The Voluntary Bonding Scheme, which has been running for a decade, had 148 mental health nurses accepted for the 2019 intake, the highest ever and an 11 per cent increase on last year.
“The government is committed to taking mental health and addiction seriously. We want to ensure everyone can get access to mental health support when they need it.
“To make that happen we know we need more mental health nurses in our hospitals, community organisations and addiction services. So it’s encouraging to see more new nurses sign up for voluntary bonding,” says David.
“Past experience tells us that registered nurses on the scheme are more likely to stay in mental health work than their counterparts. Their retention rate at five years is up to 27 per cent higher. That’s a great result and is good evidence the scheme is working.
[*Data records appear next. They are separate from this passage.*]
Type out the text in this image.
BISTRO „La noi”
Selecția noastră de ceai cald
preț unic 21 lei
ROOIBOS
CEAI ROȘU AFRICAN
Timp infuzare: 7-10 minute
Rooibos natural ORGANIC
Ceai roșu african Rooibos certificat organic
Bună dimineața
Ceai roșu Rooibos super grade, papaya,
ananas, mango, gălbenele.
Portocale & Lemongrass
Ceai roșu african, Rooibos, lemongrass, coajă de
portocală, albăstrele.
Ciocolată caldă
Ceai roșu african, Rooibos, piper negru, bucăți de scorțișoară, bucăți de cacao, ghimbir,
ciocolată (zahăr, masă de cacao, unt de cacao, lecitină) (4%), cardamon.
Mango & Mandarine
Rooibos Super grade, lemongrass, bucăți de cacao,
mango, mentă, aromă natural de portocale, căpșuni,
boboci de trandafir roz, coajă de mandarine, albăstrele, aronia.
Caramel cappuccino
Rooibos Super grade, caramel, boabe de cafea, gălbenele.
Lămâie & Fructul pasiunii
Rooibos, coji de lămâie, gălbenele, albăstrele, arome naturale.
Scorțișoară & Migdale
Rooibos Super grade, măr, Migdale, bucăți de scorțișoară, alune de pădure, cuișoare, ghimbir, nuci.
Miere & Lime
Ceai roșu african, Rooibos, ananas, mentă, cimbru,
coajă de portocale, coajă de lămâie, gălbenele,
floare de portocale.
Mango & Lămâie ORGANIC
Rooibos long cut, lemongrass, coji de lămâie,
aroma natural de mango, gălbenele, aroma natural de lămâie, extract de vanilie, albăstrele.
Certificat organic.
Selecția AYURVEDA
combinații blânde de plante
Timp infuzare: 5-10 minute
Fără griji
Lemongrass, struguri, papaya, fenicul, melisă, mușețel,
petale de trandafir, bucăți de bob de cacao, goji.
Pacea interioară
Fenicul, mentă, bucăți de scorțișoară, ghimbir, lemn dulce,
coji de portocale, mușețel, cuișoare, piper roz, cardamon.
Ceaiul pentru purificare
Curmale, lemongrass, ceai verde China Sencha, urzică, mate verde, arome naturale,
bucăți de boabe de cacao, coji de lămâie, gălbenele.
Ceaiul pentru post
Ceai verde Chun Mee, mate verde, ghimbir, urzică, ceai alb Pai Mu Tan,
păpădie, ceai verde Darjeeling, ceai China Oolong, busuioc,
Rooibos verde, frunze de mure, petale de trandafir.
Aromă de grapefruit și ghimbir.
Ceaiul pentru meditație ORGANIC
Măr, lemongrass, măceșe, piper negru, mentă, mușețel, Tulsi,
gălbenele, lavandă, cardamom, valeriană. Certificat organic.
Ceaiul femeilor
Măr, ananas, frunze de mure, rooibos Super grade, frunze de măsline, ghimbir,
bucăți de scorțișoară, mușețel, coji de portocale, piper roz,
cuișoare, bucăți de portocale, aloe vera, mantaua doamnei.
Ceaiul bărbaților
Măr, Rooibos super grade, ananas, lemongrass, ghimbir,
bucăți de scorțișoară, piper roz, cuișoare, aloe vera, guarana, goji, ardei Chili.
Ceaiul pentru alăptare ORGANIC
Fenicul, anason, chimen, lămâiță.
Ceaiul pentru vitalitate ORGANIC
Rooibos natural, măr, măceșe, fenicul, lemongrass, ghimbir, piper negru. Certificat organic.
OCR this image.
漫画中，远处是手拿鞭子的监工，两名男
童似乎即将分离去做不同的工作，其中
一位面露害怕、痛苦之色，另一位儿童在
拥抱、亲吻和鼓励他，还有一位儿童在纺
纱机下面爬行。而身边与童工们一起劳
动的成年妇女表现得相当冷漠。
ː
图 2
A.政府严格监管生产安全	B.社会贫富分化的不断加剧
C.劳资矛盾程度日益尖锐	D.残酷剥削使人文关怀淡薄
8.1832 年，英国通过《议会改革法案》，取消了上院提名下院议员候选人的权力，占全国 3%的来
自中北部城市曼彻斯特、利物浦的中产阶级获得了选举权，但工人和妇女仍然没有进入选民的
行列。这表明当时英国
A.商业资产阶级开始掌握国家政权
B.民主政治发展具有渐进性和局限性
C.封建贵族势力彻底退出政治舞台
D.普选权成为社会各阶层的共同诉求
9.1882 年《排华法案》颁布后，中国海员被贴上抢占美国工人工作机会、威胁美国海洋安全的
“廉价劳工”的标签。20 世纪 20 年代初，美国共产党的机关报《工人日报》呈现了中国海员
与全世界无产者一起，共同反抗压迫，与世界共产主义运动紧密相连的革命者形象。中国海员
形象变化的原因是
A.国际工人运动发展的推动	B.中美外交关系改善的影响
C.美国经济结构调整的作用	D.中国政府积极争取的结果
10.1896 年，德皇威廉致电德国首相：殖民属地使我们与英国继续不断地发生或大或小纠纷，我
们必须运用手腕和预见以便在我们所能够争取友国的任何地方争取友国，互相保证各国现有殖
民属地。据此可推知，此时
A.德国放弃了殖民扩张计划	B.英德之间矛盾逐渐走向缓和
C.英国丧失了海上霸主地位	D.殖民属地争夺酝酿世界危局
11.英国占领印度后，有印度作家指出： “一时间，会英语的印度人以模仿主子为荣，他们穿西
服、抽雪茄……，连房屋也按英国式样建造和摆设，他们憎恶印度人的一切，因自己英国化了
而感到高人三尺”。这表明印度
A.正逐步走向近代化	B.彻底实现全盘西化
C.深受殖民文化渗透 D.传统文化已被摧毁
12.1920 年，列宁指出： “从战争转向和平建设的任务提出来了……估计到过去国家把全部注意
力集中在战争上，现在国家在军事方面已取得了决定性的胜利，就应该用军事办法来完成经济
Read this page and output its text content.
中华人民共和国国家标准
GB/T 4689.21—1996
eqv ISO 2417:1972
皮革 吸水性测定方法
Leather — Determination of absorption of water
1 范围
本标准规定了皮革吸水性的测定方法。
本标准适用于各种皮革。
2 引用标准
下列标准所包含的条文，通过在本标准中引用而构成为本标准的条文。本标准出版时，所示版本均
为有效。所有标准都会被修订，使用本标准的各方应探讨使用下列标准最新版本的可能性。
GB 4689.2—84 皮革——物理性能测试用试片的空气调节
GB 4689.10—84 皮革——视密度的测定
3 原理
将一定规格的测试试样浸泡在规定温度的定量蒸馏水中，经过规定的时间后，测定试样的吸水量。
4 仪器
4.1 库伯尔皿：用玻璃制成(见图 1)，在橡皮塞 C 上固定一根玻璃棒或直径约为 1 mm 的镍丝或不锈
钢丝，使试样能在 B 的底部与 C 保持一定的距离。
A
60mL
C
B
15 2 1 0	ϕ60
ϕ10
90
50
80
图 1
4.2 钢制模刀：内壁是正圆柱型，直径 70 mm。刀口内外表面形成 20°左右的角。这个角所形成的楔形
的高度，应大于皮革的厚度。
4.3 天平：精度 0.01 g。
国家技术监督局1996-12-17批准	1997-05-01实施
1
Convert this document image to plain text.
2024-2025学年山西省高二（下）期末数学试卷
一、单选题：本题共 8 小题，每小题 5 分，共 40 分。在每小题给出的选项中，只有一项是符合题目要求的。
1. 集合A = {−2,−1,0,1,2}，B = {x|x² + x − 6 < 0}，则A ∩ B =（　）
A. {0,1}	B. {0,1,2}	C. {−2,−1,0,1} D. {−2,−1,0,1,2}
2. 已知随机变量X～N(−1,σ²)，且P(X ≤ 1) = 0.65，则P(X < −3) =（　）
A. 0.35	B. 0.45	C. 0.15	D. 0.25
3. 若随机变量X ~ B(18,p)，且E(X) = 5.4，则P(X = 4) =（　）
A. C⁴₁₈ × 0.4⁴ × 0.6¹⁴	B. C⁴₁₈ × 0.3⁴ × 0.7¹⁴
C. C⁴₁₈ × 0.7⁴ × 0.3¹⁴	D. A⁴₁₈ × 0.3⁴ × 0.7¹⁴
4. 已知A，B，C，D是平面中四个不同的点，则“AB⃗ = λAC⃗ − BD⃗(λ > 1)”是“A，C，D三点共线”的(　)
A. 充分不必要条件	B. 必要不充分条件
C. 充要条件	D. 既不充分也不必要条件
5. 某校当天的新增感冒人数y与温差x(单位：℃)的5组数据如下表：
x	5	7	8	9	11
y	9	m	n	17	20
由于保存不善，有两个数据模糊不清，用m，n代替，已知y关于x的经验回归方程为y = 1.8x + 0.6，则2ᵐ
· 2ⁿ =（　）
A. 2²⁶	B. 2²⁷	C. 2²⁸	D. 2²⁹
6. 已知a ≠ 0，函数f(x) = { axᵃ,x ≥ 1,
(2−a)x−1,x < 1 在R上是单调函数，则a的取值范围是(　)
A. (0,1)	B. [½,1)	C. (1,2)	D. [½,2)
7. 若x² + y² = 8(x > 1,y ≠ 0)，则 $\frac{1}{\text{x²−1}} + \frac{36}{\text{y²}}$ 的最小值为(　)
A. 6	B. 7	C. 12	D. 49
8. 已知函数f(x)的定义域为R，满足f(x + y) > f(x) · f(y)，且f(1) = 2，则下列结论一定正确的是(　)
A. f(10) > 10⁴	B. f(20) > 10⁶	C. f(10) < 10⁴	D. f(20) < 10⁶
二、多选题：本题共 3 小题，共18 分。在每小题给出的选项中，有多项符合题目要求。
“Staying in the job is better for both patients and health services. Patients benefit by being treated by more experience staff and health services gain from savings in recruitment and training costs – a saving of $1.90 for every dollar spent on the scheme.”
The mental health nurses graduates registering for the scheme include 24 mental health nurses within Canterbury DHB, 19 within Waitemata DHB and 18 within Counties Manukau DHB.
This year 357 new graduate health professionals were accepted on the scheme – about the same as last year.
This year’s intake included 67 new midwifery graduates – a record number which represents almost 40 per cent of all midwives who graduated last year. A significant proportion of the midwifery registrations were from the Counties Manukau DHB region – where there has been particular pressure on services.
More GP trainees were also registered with the scheme this year than ever before – 35, up from 24 last year.
“It is also good to see that we’ve had a high number of Maori health professional graduates register – 73, on a par with a record 74 registrants last year. There were also 40 Pasifika graduates who signed up.
“This means that nearly a third of all the graduates accepted on the scheme this year are of Maori or Pasifika descent. We need to continue to build on these numbers so that our health workforce is more representative of our diverse communities,” says David.